The latest analysis from the University of Mississippi's Potency Monitoring Project tracked the average amount of THC, the psychoactive ingredient in marijuana, in samples seized by law enforcement agencies from 1975 through 2007. It found that the average amount of THC reached 9.6 percent in 2007, compared with 8.75 percent the previous year.
The 9.6 percent level represents more than a doubling of marijuana potency since 1983, when it averaged just under 4 percent.
"Today's report makes it more important than ever that we get past outdated, anachronistic views of marijuana," said John Walters, director of the White House Office of National Drug Control Policy. He cited baby boomer parents who might have misguided notions that the drug contains the weaker potency levels of the 1970s.
"Marijuana potency has grown steeply over the past decade, with serious implications in particular for young people," Walters said. He cited the risk of psychological, cognitive and respiratory problems, and the potential for users to become dependent on drugs such as cocaine and heroin.
While the drug's potency may be rising, marijuana users generally adjust to the level of potency and smoke it accordingly, said Dr. Mitch Earleywine, who teaches psychology at the State University of New York in Albany and serves as an adviser for marijuana advocacy groups. "Stronger cannabis leads to less inhaled smoke," he said.

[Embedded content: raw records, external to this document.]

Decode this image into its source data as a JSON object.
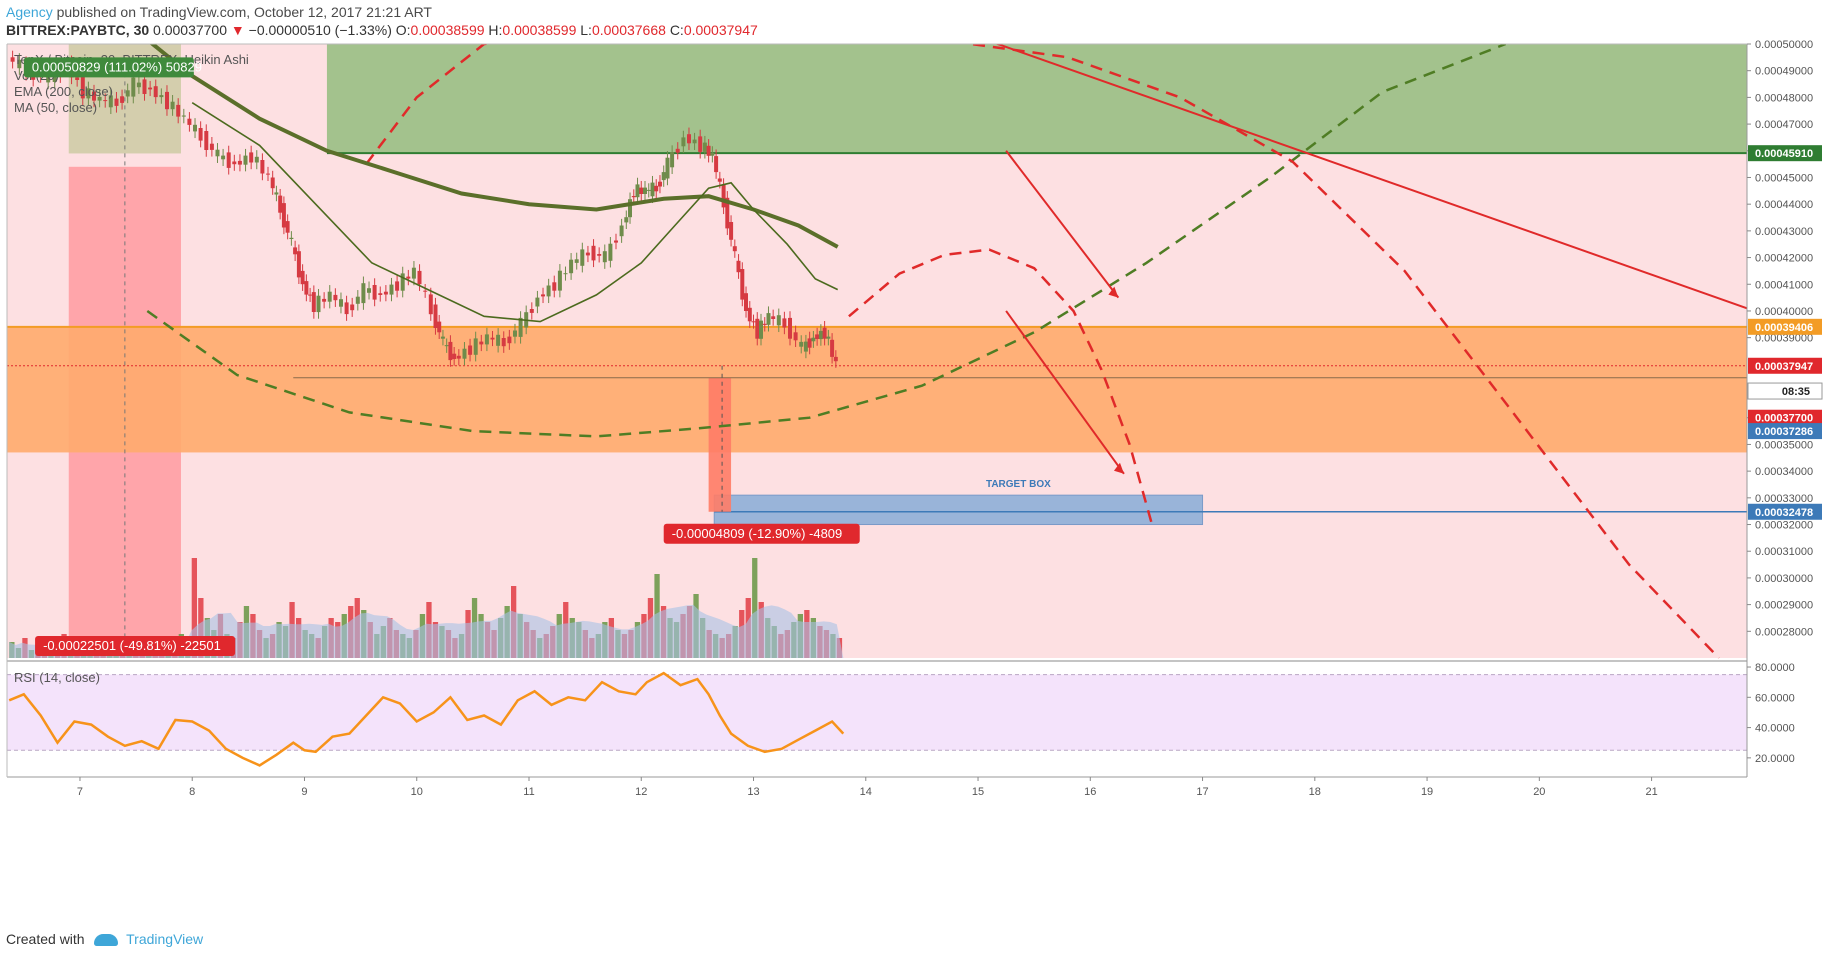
{
  "header": {
    "author": "Agency",
    "published": " published on TradingView.com, October 12, 2017 21:21 ART"
  },
  "symbol_bar": {
    "symbol": "BITTREX:PAYBTC, 30",
    "last": "0.00037700",
    "change": "−0.00000510 (−1.33%)",
    "o_label": "O:",
    "o": "0.00038599",
    "h_label": "H:",
    "h": "0.00038599",
    "l_label": "L:",
    "l": "0.00037668",
    "c_label": "C:",
    "c": "0.00037947"
  },
  "legend": {
    "title": "TenX / Bitcoin, 30, BITTREX, Heikin Ashi",
    "volume": "Vol (20)",
    "ema": "EMA (200, close)",
    "ma": "MA (50, close)"
  },
  "annotations": {
    "measure_top": "0.00050829 (111.02%) 50829",
    "measure_bottom": "-0.00022501 (-49.81%) -22501",
    "measure_mid": "-0.00004809 (-12.90%) -4809",
    "target_box": "TARGET BOX"
  },
  "rsi": {
    "label": "RSI (14, close)"
  },
  "footer": {
    "created_with": "Created with",
    "brand": "TradingView"
  },
  "colors": {
    "background_pink": "#fde0e2",
    "green_zone": "#a3c28d",
    "orange_zone": "#ffab6d",
    "target_blue": "#8fb0d9",
    "bull": "#6f8c4b",
    "bear": "#d63a42",
    "ema": "#5b6f2a",
    "rsi": "#f7931a"
  },
  "chart_data": {
    "type": "candlestick",
    "price_axis": {
      "min": 0.00027,
      "max": 0.0005,
      "ticks": [
        "0.00050000",
        "0.00049000",
        "0.00048000",
        "0.00047000",
        "0.00046000",
        "0.00045000",
        "0.00044000",
        "0.00043000",
        "0.00042000",
        "0.00041000",
        "0.00040000",
        "0.00039000",
        "0.00036000",
        "0.00035000",
        "0.00034000",
        "0.00033000",
        "0.00032000",
        "0.00031000",
        "0.00030000",
        "0.00029000",
        "0.00028000"
      ],
      "tick_values": [
        0.0005,
        0.00049,
        0.00048,
        0.00047,
        0.00046,
        0.00045,
        0.00044,
        0.00043,
        0.00042,
        0.00041,
        0.0004,
        0.00039,
        0.00036,
        0.00035,
        0.00034,
        0.00033,
        0.00032,
        0.00031,
        0.0003,
        0.00029,
        0.00028
      ],
      "badges": [
        {
          "label": "0.00045910",
          "value": 0.0004591,
          "color": "#2f7d32"
        },
        {
          "label": "0.00039406",
          "value": 0.00039406,
          "color": "#f39c25"
        },
        {
          "label": "0.00037947",
          "value": 0.00037947,
          "color": "#e0282d"
        },
        {
          "label": "08:35",
          "value": 0.00037,
          "color": "#ffffff"
        },
        {
          "label": "0.00037700",
          "value": 0.00036,
          "color": "#e0282d"
        },
        {
          "label": "0.00037286",
          "value": 0.000355,
          "color": "#3d7ab8"
        },
        {
          "label": "0.00032478",
          "value": 0.00032478,
          "color": "#3d7ab8"
        }
      ]
    },
    "time_axis": {
      "labels": [
        "7",
        "8",
        "9",
        "10",
        "11",
        "12",
        "13",
        "14",
        "15",
        "16",
        "17",
        "18",
        "19",
        "20",
        "21"
      ],
      "day_index": [
        1,
        2,
        3,
        4,
        5,
        6,
        7,
        8,
        9,
        10,
        11,
        12,
        13,
        14,
        15
      ],
      "day_min": 0.35,
      "day_max": 15.85
    },
    "zones": {
      "green": {
        "from": 0.0004591,
        "to": 0.0005,
        "day_start": 3.2,
        "day_end": 15.85
      },
      "green_left": {
        "from": 0.000459,
        "to": 0.0005,
        "day_start": 0.9,
        "day_end": 1.9
      },
      "orange": {
        "from": 0.000347,
        "to": 0.00039406
      },
      "target": {
        "from": 0.00032,
        "to": 0.000331,
        "day_start": 6.65,
        "day_end": 11.0
      }
    },
    "rsi_axis": {
      "ticks": [
        "80.0000",
        "60.0000",
        "40.0000",
        "20.0000"
      ],
      "tick_values": [
        80,
        60,
        40,
        20
      ],
      "min": 10,
      "max": 82,
      "band": [
        25,
        75
      ]
    },
    "price_series": [
      [
        0.37,
        0.000495
      ],
      [
        0.55,
        0.00049
      ],
      [
        0.75,
        0.000487
      ],
      [
        0.9,
        0.000492
      ],
      [
        1.05,
        0.000482
      ],
      [
        1.2,
        0.000479
      ],
      [
        1.35,
        0.000478
      ],
      [
        1.5,
        0.000485
      ],
      [
        1.65,
        0.000483
      ],
      [
        1.8,
        0.000478
      ],
      [
        1.95,
        0.000472
      ],
      [
        2.1,
        0.000465
      ],
      [
        2.25,
        0.000458
      ],
      [
        2.4,
        0.000455
      ],
      [
        2.55,
        0.000458
      ],
      [
        2.7,
        0.00045
      ],
      [
        2.8,
        0.000438
      ],
      [
        2.9,
        0.000425
      ],
      [
        3.0,
        0.00041
      ],
      [
        3.1,
        0.000402
      ],
      [
        3.25,
        0.000406
      ],
      [
        3.4,
        0.0004
      ],
      [
        3.55,
        0.000408
      ],
      [
        3.7,
        0.000406
      ],
      [
        3.85,
        0.00041
      ],
      [
        4.0,
        0.000415
      ],
      [
        4.15,
        0.0004
      ],
      [
        4.25,
        0.000388
      ],
      [
        4.35,
        0.000382
      ],
      [
        4.5,
        0.000386
      ],
      [
        4.65,
        0.00039
      ],
      [
        4.8,
        0.000388
      ],
      [
        4.95,
        0.000395
      ],
      [
        5.1,
        0.000405
      ],
      [
        5.25,
        0.00041
      ],
      [
        5.4,
        0.000418
      ],
      [
        5.55,
        0.000422
      ],
      [
        5.7,
        0.00042
      ],
      [
        5.85,
        0.000432
      ],
      [
        5.95,
        0.000445
      ],
      [
        6.05,
        0.000445
      ],
      [
        6.15,
        0.000446
      ],
      [
        6.25,
        0.000455
      ],
      [
        6.4,
        0.000465
      ],
      [
        6.55,
        0.000462
      ],
      [
        6.65,
        0.000458
      ],
      [
        6.75,
        0.00044
      ],
      [
        6.85,
        0.00042
      ],
      [
        6.95,
        0.0004
      ],
      [
        7.05,
        0.000392
      ],
      [
        7.15,
        0.000398
      ],
      [
        7.3,
        0.000395
      ],
      [
        7.45,
        0.000386
      ],
      [
        7.55,
        0.00039
      ],
      [
        7.65,
        0.000392
      ],
      [
        7.75,
        0.00038
      ]
    ],
    "ema_series": [
      [
        1.5,
        0.000505
      ],
      [
        2.0,
        0.000488
      ],
      [
        2.6,
        0.000472
      ],
      [
        3.2,
        0.00046
      ],
      [
        3.8,
        0.000452
      ],
      [
        4.4,
        0.000444
      ],
      [
        5.0,
        0.00044
      ],
      [
        5.6,
        0.000438
      ],
      [
        6.2,
        0.000442
      ],
      [
        6.6,
        0.000443
      ],
      [
        7.0,
        0.000438
      ],
      [
        7.4,
        0.000432
      ],
      [
        7.75,
        0.000424
      ]
    ],
    "ma_series": [
      [
        2.0,
        0.000478
      ],
      [
        2.6,
        0.000462
      ],
      [
        3.1,
        0.00044
      ],
      [
        3.6,
        0.000418
      ],
      [
        4.1,
        0.000408
      ],
      [
        4.6,
        0.000398
      ],
      [
        5.1,
        0.000396
      ],
      [
        5.6,
        0.000406
      ],
      [
        6.0,
        0.000418
      ],
      [
        6.3,
        0.000432
      ],
      [
        6.6,
        0.000446
      ],
      [
        6.8,
        0.000448
      ],
      [
        7.0,
        0.000438
      ],
      [
        7.3,
        0.000425
      ],
      [
        7.55,
        0.000412
      ],
      [
        7.75,
        0.000408
      ]
    ],
    "rsi_series": [
      [
        0.37,
        58
      ],
      [
        0.5,
        62
      ],
      [
        0.65,
        48
      ],
      [
        0.8,
        30
      ],
      [
        0.95,
        44
      ],
      [
        1.1,
        42
      ],
      [
        1.25,
        34
      ],
      [
        1.4,
        28
      ],
      [
        1.55,
        31
      ],
      [
        1.7,
        26
      ],
      [
        1.85,
        45
      ],
      [
        2.0,
        44
      ],
      [
        2.15,
        38
      ],
      [
        2.3,
        26
      ],
      [
        2.45,
        20
      ],
      [
        2.6,
        15
      ],
      [
        2.75,
        22
      ],
      [
        2.9,
        30
      ],
      [
        3.0,
        25
      ],
      [
        3.1,
        24
      ],
      [
        3.25,
        34
      ],
      [
        3.4,
        36
      ],
      [
        3.55,
        48
      ],
      [
        3.7,
        60
      ],
      [
        3.85,
        56
      ],
      [
        4.0,
        44
      ],
      [
        4.15,
        50
      ],
      [
        4.3,
        60
      ],
      [
        4.45,
        45
      ],
      [
        4.6,
        48
      ],
      [
        4.75,
        42
      ],
      [
        4.9,
        58
      ],
      [
        5.05,
        64
      ],
      [
        5.2,
        55
      ],
      [
        5.35,
        60
      ],
      [
        5.5,
        58
      ],
      [
        5.65,
        70
      ],
      [
        5.8,
        64
      ],
      [
        5.95,
        62
      ],
      [
        6.05,
        70
      ],
      [
        6.2,
        76
      ],
      [
        6.35,
        68
      ],
      [
        6.5,
        72
      ],
      [
        6.6,
        62
      ],
      [
        6.7,
        48
      ],
      [
        6.8,
        36
      ],
      [
        6.95,
        28
      ],
      [
        7.1,
        24
      ],
      [
        7.25,
        26
      ],
      [
        7.4,
        32
      ],
      [
        7.55,
        38
      ],
      [
        7.7,
        44
      ],
      [
        7.8,
        36
      ]
    ],
    "volume": {
      "bars": [
        0.08,
        0.05,
        0.1,
        0.04,
        0.06,
        0.03,
        0.09,
        0.05,
        0.12,
        0.04,
        0.08,
        0.06,
        0.05,
        0.1,
        0.05,
        0.07,
        0.04,
        0.06,
        0.05,
        0.08,
        0.05,
        0.04,
        0.09,
        0.06,
        0.07,
        0.05,
        0.12,
        0.08,
        0.5,
        0.3,
        0.2,
        0.14,
        0.22,
        0.12,
        0.1,
        0.18,
        0.26,
        0.22,
        0.14,
        0.1,
        0.12,
        0.18,
        0.16,
        0.28,
        0.2,
        0.14,
        0.12,
        0.1,
        0.16,
        0.2,
        0.18,
        0.22,
        0.26,
        0.3,
        0.24,
        0.18,
        0.12,
        0.16,
        0.2,
        0.14,
        0.12,
        0.1,
        0.14,
        0.22,
        0.28,
        0.18,
        0.16,
        0.14,
        0.1,
        0.12,
        0.24,
        0.3,
        0.22,
        0.18,
        0.14,
        0.2,
        0.26,
        0.36,
        0.22,
        0.18,
        0.14,
        0.1,
        0.12,
        0.16,
        0.22,
        0.28,
        0.2,
        0.18,
        0.14,
        0.1,
        0.12,
        0.18,
        0.2,
        0.14,
        0.12,
        0.14,
        0.18,
        0.22,
        0.3,
        0.42,
        0.26,
        0.2,
        0.18,
        0.22,
        0.26,
        0.32,
        0.2,
        0.14,
        0.12,
        0.1,
        0.12,
        0.16,
        0.24,
        0.3,
        0.5,
        0.28,
        0.2,
        0.16,
        0.12,
        0.14,
        0.18,
        0.22,
        0.24,
        0.2,
        0.16,
        0.14,
        0.12,
        0.1
      ],
      "day_start": 0.37,
      "day_end": 7.8
    }
  }
}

The White House office attributed the increases in marijuana potency to sophisticated growing techniques that drug traffickers are using at sites in the United States and Canada.
A report from the office last month found that a teenager who has been depressed in the past year was more than twice as likely to have used marijuana than teenagers who have not reported being depressed - 25 percent compared with 12 percent. The study said marijuana use increased the risk of developing mental disorders by 40 percent.

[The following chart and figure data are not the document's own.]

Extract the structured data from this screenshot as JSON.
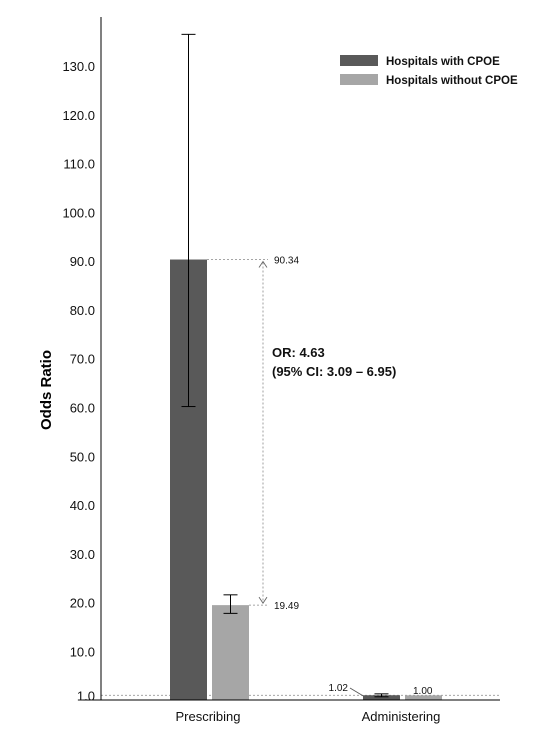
{
  "colors": {
    "with_cpoe": "#595959",
    "without_cpoe": "#a6a6a6",
    "axis": "#000000"
  },
  "chart_data": {
    "type": "bar",
    "ylabel": "Odds Ratio",
    "categories": [
      "Prescribing",
      "Administering"
    ],
    "ylim": [
      0,
      137
    ],
    "y_ticks": [
      "1.0",
      "10.0",
      "20.0",
      "30.0",
      "40.0",
      "50.0",
      "60.0",
      "70.0",
      "80.0",
      "90.0",
      "100.0",
      "110.0",
      "120.0",
      "130.0"
    ],
    "y_tick_values": [
      1,
      10,
      20,
      30,
      40,
      50,
      60,
      70,
      80,
      90,
      100,
      110,
      120,
      130
    ],
    "legend_position": "top-right",
    "series": [
      {
        "name": "Hospitals with CPOE",
        "values": [
          90.34,
          1.02
        ],
        "ci_low": [
          60.2,
          0.7
        ],
        "ci_high": [
          136.5,
          1.3
        ],
        "labels": [
          "90.34",
          "1.02"
        ]
      },
      {
        "name": "Hospitals without CPOE",
        "values": [
          19.49,
          1.0
        ],
        "ci_low": [
          17.8,
          null
        ],
        "ci_high": [
          21.6,
          null
        ],
        "labels": [
          "19.49",
          "1.00"
        ]
      }
    ],
    "reference_line": 1.0,
    "annotation": {
      "line1": "OR: 4.63",
      "line2": "(95% CI: 3.09 – 6.95)"
    }
  }
}
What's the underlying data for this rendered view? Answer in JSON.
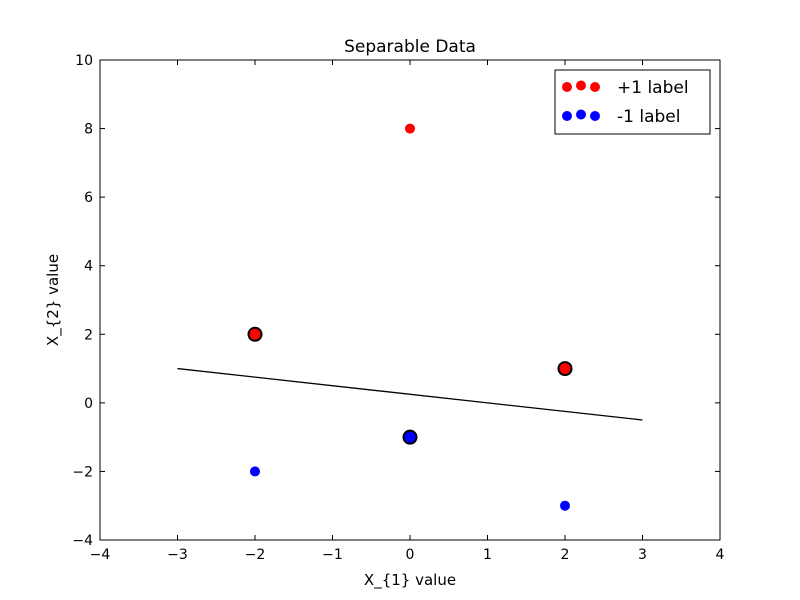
{
  "chart_data": {
    "type": "scatter",
    "title": "Separable Data",
    "xlabel": "X_{1} value",
    "ylabel": "X_{2} value",
    "xlim": [
      -4,
      4
    ],
    "ylim": [
      -4,
      10
    ],
    "x_ticks": [
      -4,
      -3,
      -2,
      -1,
      0,
      1,
      2,
      3,
      4
    ],
    "y_ticks": [
      -4,
      -2,
      0,
      2,
      4,
      6,
      8,
      10
    ],
    "grid": false,
    "legend_position": "top-right",
    "series": [
      {
        "name": "+1 label",
        "color": "#ff0000",
        "points": [
          {
            "x": 0,
            "y": 8,
            "support_vector": false
          },
          {
            "x": -2,
            "y": 2,
            "support_vector": true
          },
          {
            "x": 2,
            "y": 1,
            "support_vector": true
          }
        ]
      },
      {
        "name": "-1 label",
        "color": "#0000ff",
        "points": [
          {
            "x": 0,
            "y": -1,
            "support_vector": true
          },
          {
            "x": -2,
            "y": -2,
            "support_vector": false
          },
          {
            "x": 2,
            "y": -3,
            "support_vector": false
          }
        ]
      }
    ],
    "decision_boundary": {
      "x": [
        -3,
        3
      ],
      "y": [
        1,
        -0.5
      ],
      "color": "#000000"
    }
  }
}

"The increases in marijuana potency are of concern since they increase the likelihood of acute toxicity, including mental impairment," said Dr. Nora Volkow, director of the National Institute on Drug Abuse, which funded the University of Mississippi study.

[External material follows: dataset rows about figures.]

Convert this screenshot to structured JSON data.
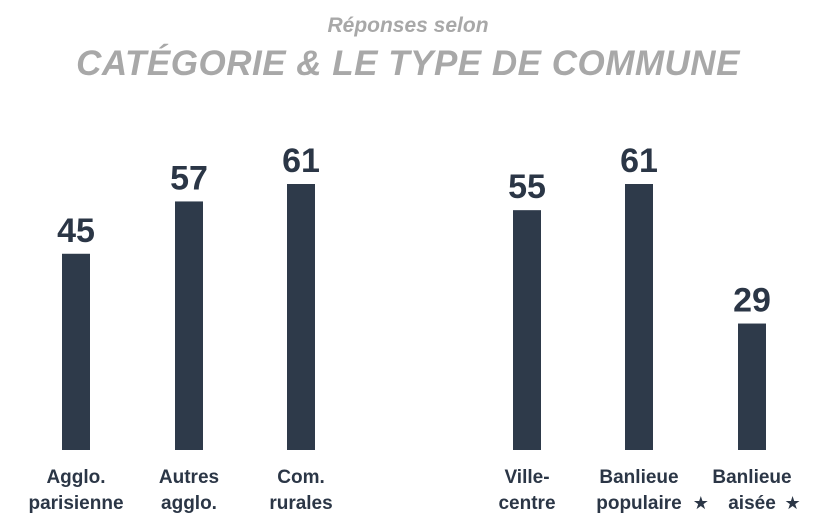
{
  "chart_data": {
    "type": "bar",
    "subtitle": "Réponses selon",
    "title": "CATÉGORIE & LE TYPE DE COMMUNE",
    "categories": [
      [
        "Agglo.",
        "parisienne"
      ],
      [
        "Autres",
        "agglo."
      ],
      [
        "Com.",
        "rurales"
      ],
      [
        "Ville-",
        "centre"
      ],
      [
        "Banlieue",
        "populaire"
      ],
      [
        "Banlieue",
        "aisée"
      ]
    ],
    "values": [
      45,
      57,
      61,
      55,
      61,
      29
    ],
    "starred": [
      false,
      false,
      false,
      false,
      true,
      true
    ],
    "star_symbol": "★",
    "bar_color": "#2e3a4a",
    "xlabel": "",
    "ylabel": "",
    "ylim": [
      0,
      61
    ],
    "grid": false,
    "legend": "none"
  }
}
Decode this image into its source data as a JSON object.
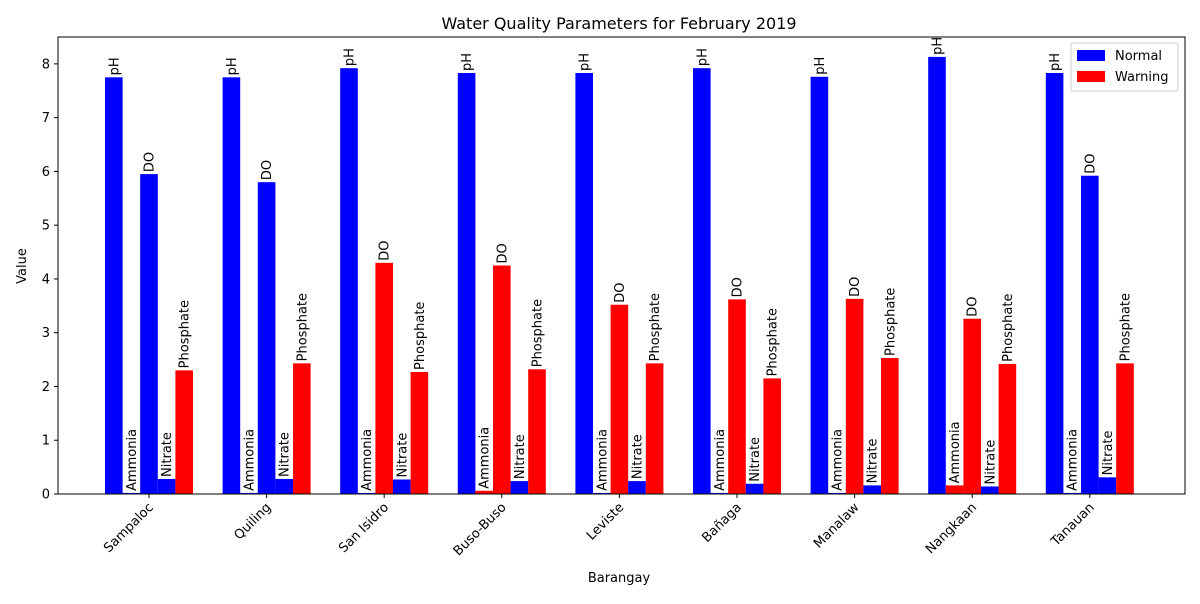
{
  "chart_data": {
    "type": "bar",
    "title": "Water Quality Parameters for February 2019",
    "xlabel": "Barangay",
    "ylabel": "Value",
    "ylim": [
      0,
      8.5
    ],
    "yticks": [
      0,
      1,
      2,
      3,
      4,
      5,
      6,
      7,
      8
    ],
    "categories": [
      "Sampaloc",
      "Quiling",
      "San Isidro",
      "Buso-Buso",
      "Leviste",
      "Bañaga",
      "Manalaw",
      "Nangkaan",
      "Tanauan"
    ],
    "parameters": [
      "pH",
      "Ammonia",
      "DO",
      "Nitrate",
      "Phosphate"
    ],
    "colors": {
      "Normal": "#0000ff",
      "Warning": "#ff0000"
    },
    "legend": {
      "position": "top-right",
      "entries": [
        "Normal",
        "Warning"
      ]
    },
    "grid": false,
    "values": [
      [
        7.75,
        0.02,
        5.95,
        0.28,
        2.3
      ],
      [
        7.75,
        0.02,
        5.8,
        0.28,
        2.43
      ],
      [
        7.92,
        0.02,
        4.3,
        0.27,
        2.27
      ],
      [
        7.83,
        0.06,
        4.25,
        0.24,
        2.32
      ],
      [
        7.83,
        0.02,
        3.52,
        0.24,
        2.43
      ],
      [
        7.92,
        0.02,
        3.62,
        0.19,
        2.15
      ],
      [
        7.76,
        0.02,
        3.63,
        0.16,
        2.53
      ],
      [
        8.13,
        0.16,
        3.26,
        0.14,
        2.42
      ],
      [
        7.83,
        0.02,
        5.92,
        0.31,
        2.43
      ]
    ],
    "status": [
      [
        "Normal",
        "Normal",
        "Normal",
        "Normal",
        "Warning"
      ],
      [
        "Normal",
        "Normal",
        "Normal",
        "Normal",
        "Warning"
      ],
      [
        "Normal",
        "Normal",
        "Warning",
        "Normal",
        "Warning"
      ],
      [
        "Normal",
        "Warning",
        "Warning",
        "Normal",
        "Warning"
      ],
      [
        "Normal",
        "Normal",
        "Warning",
        "Normal",
        "Warning"
      ],
      [
        "Normal",
        "Normal",
        "Warning",
        "Normal",
        "Warning"
      ],
      [
        "Normal",
        "Normal",
        "Warning",
        "Normal",
        "Warning"
      ],
      [
        "Normal",
        "Warning",
        "Warning",
        "Normal",
        "Warning"
      ],
      [
        "Normal",
        "Normal",
        "Normal",
        "Normal",
        "Warning"
      ]
    ]
  }
}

"Particularly worrisome is the possibility that the more potent THC might be more effective at triggering the changes in the brain that can lead to addiction," Volkow said.
But there's no data showing that a higher potency in marijuana leads to more addiction, Earleywine said, and marijuana's withdrawal symptoms are mild at best. "Mild irritability, craving for marijuana and decreased appetite - I mean those are laughable when you talk about withdrawal from a drug. Caffeine is worse."
The project analyzed data on 62,797 cannabis samples, 1,302 hashish samples, and 468 hash oil samples obtained primarily from seizures by law enforcement agencies in 48 states since 1975.